Research in Motion Ltd. (BBRY)

The dunce cap
It appears that we’ve switched CEOs, from the joint leadership of Jim Balsillie and Mike Lazaridis to Thorsten Heins, and changed the name of the company, yet we’ve still wound up in the exact same predicament anyway.

Despite a rapidly shrinking base of BlackBerry users, those few BB faithful still left, and those tired of the Apple Inc. (NASDAQ:AAPL) iPhone’s iOS and Google Inc (NASDAQ:GOOG)‘s  Android, are eager for something new. According to COMSCORE, Inc. (NASDAQ:SCOR), which released its U.S. fourth-quarter market share data this week, Google’s Android OS accounted for 53.4% of all U.S. market share with Apple’s iOS grabbing 36.3%. The remaining 10% is split among BlackBerry, which clocked in at just 6.4% of U.S. smartphone market share, Microsoft Corporation (NASDAQ:MSFT), whose share shrank to just 2.9%, and Nokia Corporation (NYSE:NOK), whose long-abandoned Symbian OS clocked in at a meager 0.6%.
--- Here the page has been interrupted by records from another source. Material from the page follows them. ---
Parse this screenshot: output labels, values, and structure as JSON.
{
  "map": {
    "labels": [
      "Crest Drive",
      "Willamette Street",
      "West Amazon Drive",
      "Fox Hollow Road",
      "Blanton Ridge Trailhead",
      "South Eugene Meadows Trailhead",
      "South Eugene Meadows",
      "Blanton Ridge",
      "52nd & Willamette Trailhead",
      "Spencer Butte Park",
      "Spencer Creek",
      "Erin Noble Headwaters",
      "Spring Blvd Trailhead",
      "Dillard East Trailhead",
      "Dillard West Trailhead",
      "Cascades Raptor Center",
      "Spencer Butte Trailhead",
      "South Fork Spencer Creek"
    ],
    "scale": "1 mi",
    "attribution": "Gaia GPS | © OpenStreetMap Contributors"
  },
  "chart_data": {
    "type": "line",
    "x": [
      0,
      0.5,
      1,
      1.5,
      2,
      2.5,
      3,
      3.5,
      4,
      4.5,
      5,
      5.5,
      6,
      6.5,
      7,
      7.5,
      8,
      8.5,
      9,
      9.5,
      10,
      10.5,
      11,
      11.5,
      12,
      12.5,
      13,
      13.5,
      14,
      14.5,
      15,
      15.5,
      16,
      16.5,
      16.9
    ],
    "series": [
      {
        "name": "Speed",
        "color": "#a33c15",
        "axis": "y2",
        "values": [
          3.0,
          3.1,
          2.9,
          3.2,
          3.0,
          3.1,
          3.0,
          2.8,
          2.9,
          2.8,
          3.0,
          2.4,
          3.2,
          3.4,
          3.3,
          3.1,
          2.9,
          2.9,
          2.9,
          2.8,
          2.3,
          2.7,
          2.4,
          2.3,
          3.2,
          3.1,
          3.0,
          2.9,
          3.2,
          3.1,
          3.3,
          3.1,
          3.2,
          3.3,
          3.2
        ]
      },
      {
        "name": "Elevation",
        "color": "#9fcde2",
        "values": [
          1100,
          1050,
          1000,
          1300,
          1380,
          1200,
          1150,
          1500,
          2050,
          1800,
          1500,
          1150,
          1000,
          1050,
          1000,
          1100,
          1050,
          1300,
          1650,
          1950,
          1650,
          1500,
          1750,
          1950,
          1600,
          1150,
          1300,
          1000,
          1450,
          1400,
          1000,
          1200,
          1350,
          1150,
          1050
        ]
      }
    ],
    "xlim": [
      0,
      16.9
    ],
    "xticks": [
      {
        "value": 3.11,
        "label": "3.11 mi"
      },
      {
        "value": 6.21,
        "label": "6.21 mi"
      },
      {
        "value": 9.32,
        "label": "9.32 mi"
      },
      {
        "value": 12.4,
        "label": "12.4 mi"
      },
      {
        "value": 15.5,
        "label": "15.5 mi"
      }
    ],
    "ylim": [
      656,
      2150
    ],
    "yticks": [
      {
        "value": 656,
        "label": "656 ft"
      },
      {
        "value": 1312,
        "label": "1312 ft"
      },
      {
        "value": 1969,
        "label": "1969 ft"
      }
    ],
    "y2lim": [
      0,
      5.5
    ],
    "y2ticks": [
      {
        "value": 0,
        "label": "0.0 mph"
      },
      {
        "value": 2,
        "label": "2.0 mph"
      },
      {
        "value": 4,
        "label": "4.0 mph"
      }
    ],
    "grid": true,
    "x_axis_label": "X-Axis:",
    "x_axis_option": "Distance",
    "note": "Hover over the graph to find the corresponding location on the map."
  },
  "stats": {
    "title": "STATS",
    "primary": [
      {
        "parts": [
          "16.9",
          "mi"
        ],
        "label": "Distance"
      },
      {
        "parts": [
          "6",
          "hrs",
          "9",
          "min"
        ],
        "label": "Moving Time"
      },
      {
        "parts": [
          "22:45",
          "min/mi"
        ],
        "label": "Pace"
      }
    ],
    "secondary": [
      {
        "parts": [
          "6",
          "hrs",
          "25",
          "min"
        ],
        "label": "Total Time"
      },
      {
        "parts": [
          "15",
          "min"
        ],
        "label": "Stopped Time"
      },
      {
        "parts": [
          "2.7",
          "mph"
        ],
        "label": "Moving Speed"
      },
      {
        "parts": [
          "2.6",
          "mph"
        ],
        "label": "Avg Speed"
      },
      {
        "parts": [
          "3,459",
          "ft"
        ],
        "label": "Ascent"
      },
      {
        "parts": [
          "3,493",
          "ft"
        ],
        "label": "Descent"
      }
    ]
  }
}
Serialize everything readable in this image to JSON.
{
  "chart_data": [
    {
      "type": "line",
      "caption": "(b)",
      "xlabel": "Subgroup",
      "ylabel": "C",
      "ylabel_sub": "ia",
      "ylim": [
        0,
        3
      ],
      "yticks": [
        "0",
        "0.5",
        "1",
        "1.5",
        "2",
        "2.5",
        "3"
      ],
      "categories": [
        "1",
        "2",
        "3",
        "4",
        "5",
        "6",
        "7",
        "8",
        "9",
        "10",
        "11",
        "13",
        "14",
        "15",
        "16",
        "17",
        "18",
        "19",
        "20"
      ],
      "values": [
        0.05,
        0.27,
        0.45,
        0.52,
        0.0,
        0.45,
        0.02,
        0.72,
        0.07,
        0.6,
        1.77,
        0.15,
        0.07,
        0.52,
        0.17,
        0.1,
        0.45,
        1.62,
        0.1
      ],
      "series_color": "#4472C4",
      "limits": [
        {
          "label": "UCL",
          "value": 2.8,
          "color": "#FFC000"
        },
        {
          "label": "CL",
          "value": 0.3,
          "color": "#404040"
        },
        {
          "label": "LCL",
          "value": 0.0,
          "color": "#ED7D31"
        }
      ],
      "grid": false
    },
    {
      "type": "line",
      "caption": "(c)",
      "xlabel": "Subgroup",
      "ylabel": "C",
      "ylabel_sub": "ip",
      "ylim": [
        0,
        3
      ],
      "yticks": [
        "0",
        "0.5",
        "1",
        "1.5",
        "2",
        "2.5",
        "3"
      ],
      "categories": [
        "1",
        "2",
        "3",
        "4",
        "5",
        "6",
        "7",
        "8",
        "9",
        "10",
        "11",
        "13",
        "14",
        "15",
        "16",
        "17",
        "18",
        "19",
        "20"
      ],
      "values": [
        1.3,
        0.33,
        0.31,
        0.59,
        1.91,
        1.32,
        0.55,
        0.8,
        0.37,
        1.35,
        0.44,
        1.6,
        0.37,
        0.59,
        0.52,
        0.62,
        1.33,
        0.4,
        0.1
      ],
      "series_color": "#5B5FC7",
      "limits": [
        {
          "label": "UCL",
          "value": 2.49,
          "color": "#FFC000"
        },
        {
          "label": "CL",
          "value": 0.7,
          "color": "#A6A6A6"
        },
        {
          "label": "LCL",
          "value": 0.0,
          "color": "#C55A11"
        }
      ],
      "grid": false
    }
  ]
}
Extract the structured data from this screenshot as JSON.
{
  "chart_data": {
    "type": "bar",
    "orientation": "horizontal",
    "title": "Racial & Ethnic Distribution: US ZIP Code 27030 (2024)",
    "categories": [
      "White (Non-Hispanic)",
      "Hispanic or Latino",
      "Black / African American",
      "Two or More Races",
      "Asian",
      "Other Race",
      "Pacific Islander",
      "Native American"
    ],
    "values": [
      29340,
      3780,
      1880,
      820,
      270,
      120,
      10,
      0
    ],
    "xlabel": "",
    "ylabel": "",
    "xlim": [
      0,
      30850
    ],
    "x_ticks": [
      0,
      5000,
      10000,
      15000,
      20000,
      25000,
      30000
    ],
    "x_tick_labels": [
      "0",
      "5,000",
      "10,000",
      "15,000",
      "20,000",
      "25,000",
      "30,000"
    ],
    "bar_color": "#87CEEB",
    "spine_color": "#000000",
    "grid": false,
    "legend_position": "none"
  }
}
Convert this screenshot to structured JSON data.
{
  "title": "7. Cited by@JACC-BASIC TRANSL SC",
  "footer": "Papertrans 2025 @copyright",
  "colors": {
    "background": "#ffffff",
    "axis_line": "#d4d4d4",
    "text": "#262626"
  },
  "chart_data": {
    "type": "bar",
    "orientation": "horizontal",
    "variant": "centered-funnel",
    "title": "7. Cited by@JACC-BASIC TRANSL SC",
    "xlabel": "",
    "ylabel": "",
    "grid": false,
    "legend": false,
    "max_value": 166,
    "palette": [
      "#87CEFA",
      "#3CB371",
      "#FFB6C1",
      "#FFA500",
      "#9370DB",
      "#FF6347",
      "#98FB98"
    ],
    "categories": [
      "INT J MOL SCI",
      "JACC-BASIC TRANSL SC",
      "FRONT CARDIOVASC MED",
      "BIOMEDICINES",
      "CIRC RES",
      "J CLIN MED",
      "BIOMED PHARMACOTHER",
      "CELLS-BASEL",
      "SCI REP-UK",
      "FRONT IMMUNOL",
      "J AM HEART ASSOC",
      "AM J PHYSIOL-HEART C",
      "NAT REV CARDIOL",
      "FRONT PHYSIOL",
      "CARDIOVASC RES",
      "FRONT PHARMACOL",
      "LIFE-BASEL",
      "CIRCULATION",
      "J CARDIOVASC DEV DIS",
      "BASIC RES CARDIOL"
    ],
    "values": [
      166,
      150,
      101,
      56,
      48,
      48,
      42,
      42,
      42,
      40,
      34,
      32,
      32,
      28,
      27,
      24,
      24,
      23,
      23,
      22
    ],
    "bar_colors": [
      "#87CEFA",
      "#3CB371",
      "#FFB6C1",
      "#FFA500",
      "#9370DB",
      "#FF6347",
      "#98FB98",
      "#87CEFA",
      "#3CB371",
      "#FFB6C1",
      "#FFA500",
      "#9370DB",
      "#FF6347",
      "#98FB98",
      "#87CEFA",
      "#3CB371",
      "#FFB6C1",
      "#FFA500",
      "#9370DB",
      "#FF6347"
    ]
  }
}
Things were expected to change with the unveiling of the BlackBerry Q10 and Z10 designs last week. It was a chance for BlackBerry CEO Thorsten Heins to show the world what his company had been working on for the past two years. Over that time span, BlackBerry had encountered multiple delays, so you can imagine that users were excited for the latest and greatest of what the company had to offer.

The two devices, the Q10 and the Z10, differ in that the Z10 is a touchscreen-only device while the Q10 utilizes the company’s recognizable keyboard. Strike one came when Heins noted that the Z10 wasn’t going to be released in the U.S. until mid-March despite strong purported sales in select markets of the U.K. and Canada. Heins placed the delay on the domestic carriers and their strict testing requirements but it does little to satiate a crowd that’s waited two years for a new device.